The Cello Concerto No. 3, Legend of the Phoenix, is a composition for cello solo and orchestra by the American composer Augusta Read Thomas. The work was commissioned by the Boston Symphony Orchestra with contributions from Bill and Solange Brown. It was first performed in Boston on March 14, 2013, by the cellist Lynn Harrell and the Boston Symphony Orchestra under the conductor Christoph Eschenbach. Thomas subsequently adapted the piece into a viola concerto in 2013.

==Composition==
The concerto has a duration of roughly 26 minutes and is composed in a single continuous movement. Thomas described the deliberately ambiguous title of the piece in an interview with The Boston Globe, remarking:
Life is short, and when I come to my drafting tables, I want to express a positive spirit outward. I feel like my music is colorful and whimsical and full of sunshine and light flickering and percussion and bells and high tessituras and this kind of illuminated sound. So images of skies and lights and orbits and aurora — they feel really right to me, even though I don't have to tell the audience that this is that particular legend or this particular phoenix. It's much more like a metaphor for an optimism in life.

===Instrumentation===
The work is scored for solo cello and a large orchestra comprising piccolo, two flutes, oboe, cor anglais, two clarinets (doubling bass clarinet), bassoon, contrabassoon, two horns, three trumpets (doubling piccolo trumpet), trombone, bass trombone, four percussionists, harp, piano, and strings.

==Reception==
Reviewing the world premiere, Jeremy Eichler of The Boston Globe highly praised the concerto, writing:
Despite its subtitle "Legend of the Phoenix," the work has no explicit narrative but unfolds in a single 30-minute span that divides into coherent sections. The first is full of expansively songful cello writing, with the brass on occasion interjecting fractured, flash-mob fanfares, appearing from nowhere and disappearing nearly as fast. The solo writing eventually gathers speed and angularity and the rhythms grow more jazzy before the cello takes us into a hazier, dreamier landscape. There is a vibrant pizzicato section and some ruggedly expressive solo cadenzas in the final pages. The work comes full circle, ending as it began with a high blast from the cello.
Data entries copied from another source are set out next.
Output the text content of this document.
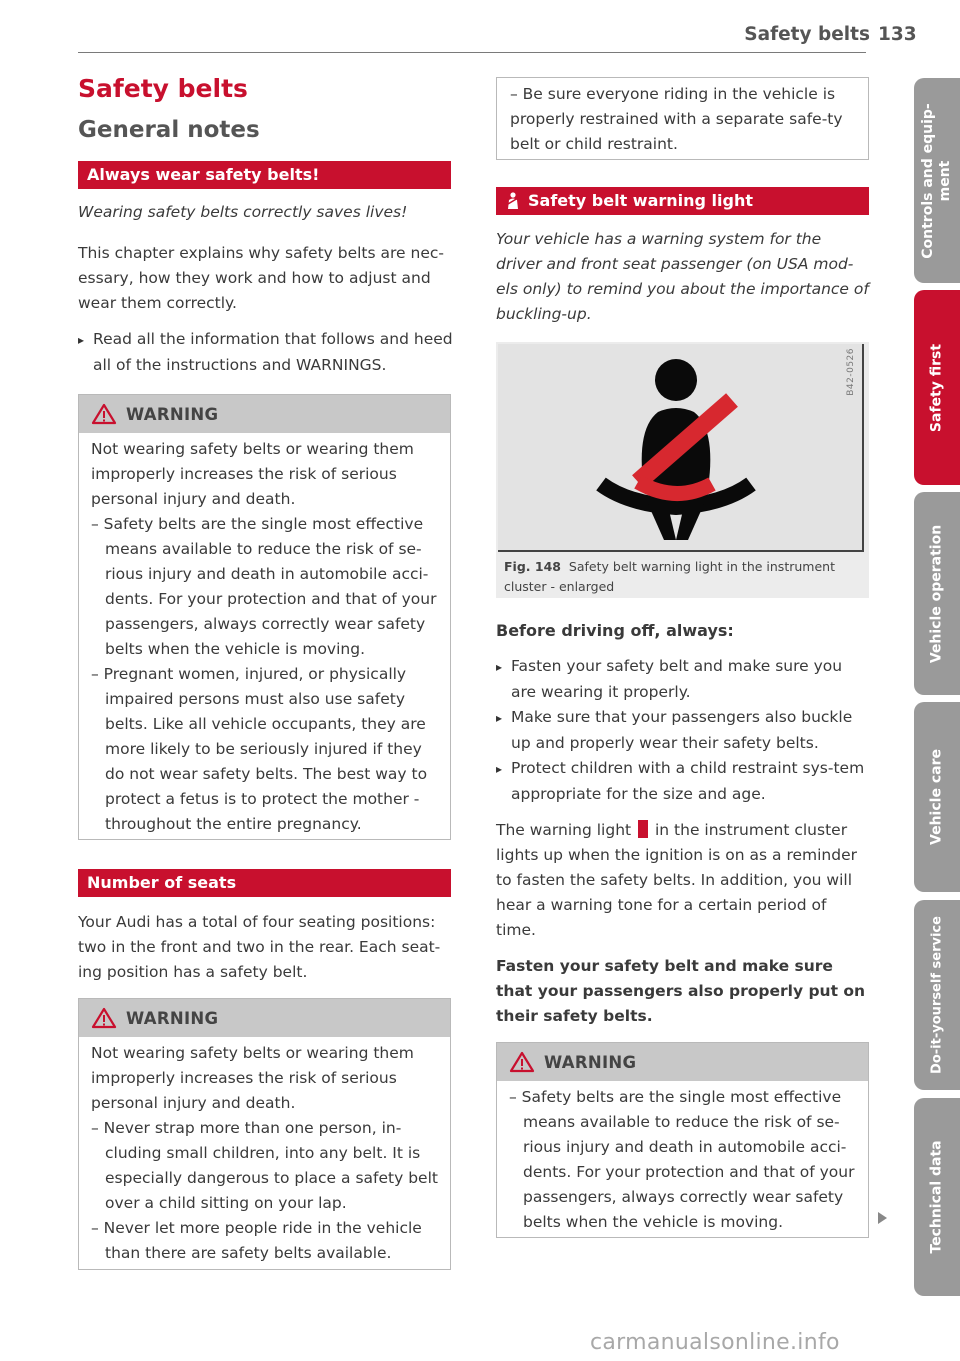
Safety belts 133
Safety belts
General notes
Always wear safety belts!
Wearing safety belts correctly saves lives!
This chapter explains why safety belts are nec-essary, how they work and how to adjust and wear them correctly.
▸ Read all the information that follows and heed all of the instructions and WARNINGS.
WARNING

Not wearing safety belts or wearing them improperly increases the risk of serious personal injury and death.

– Safety belts are the single most effective means available to reduce the risk of se-rious injury and death in automobile acci-dents. For your protection and that of your passengers, always correctly wear safety belts when the vehicle is moving.

– Pregnant women, injured, or physically impaired persons must also use safety belts. Like all vehicle occupants, they are more likely to be seriously injured if they do not wear safety belts. The best way to protect a fetus is to protect the mother - throughout the entire pregnancy.

Number of seats
Your Audi has a total of four seating positions: two in the front and two in the rear. Each seat-ing position has a safety belt.
WARNING

Not wearing safety belts or wearing them improperly increases the risk of serious personal injury and death.

– Never strap more than one person, in-cluding small children, into any belt. It is especially dangerous to place a safety belt over a child sitting on your lap.

– Never let more people ride in the vehicle than there are safety belts available.

– Be sure everyone riding in the vehicle is properly restrained with a separate safe-ty belt or child restraint.
Safety belt warning light
Your vehicle has a warning system for the driver and front seat passenger (on USA mod-els only) to remind you about the importance of buckling-up.
B42-0526
Fig. 148 Safety belt warning light in the instrument cluster - enlarged
Before driving off, always:

▸ Fasten your safety belt and make sure you are wearing it properly.

▸ Make sure that your passengers also buckle up and properly wear their safety belts.

▸ Protect children with a child restraint sys-tem appropriate for the size and age.

The warning light in the instrument cluster lights up when the ignition is on as a reminder to fasten the safety belts. In addition, you will hear a warning tone for a certain period of time.
Fasten your safety belt and make sure that your passengers also properly put on their safety belts.
WARNING

– Safety belts are the single most effective means available to reduce the risk of se-rious injury and death in automobile acci-dents. For your protection and that of your passengers, always correctly wear safety belts when the vehicle is moving.

Controls and equip-
ment
Safety first
Vehicle operation
Vehicle care
Do-it-yourself service
Technical data
carmanualsonline.info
He added, "The crowd's reception went well beyond the polite applause sometimes given to new scores." David Wright of The Classical Review also lauded Thomas's "skillful scoring" and particularly complimented the orchestral writing, noting, "At times it seemed one was listening to a Concerto for Orchestra and Cello instead of the other way around." He continued:
The concerto was a continuous piece lasting about 30 minutes, with four identifiable sections that brought some variety of tempo and mood—but not much. The music kept its shimmering colors and optimistic outlook throughout, and yet offered so much to keep the ear engaged that, when Harrell, playing alone at the end, finally put the period on this long sentence, one was surprised that a half-hour had passed.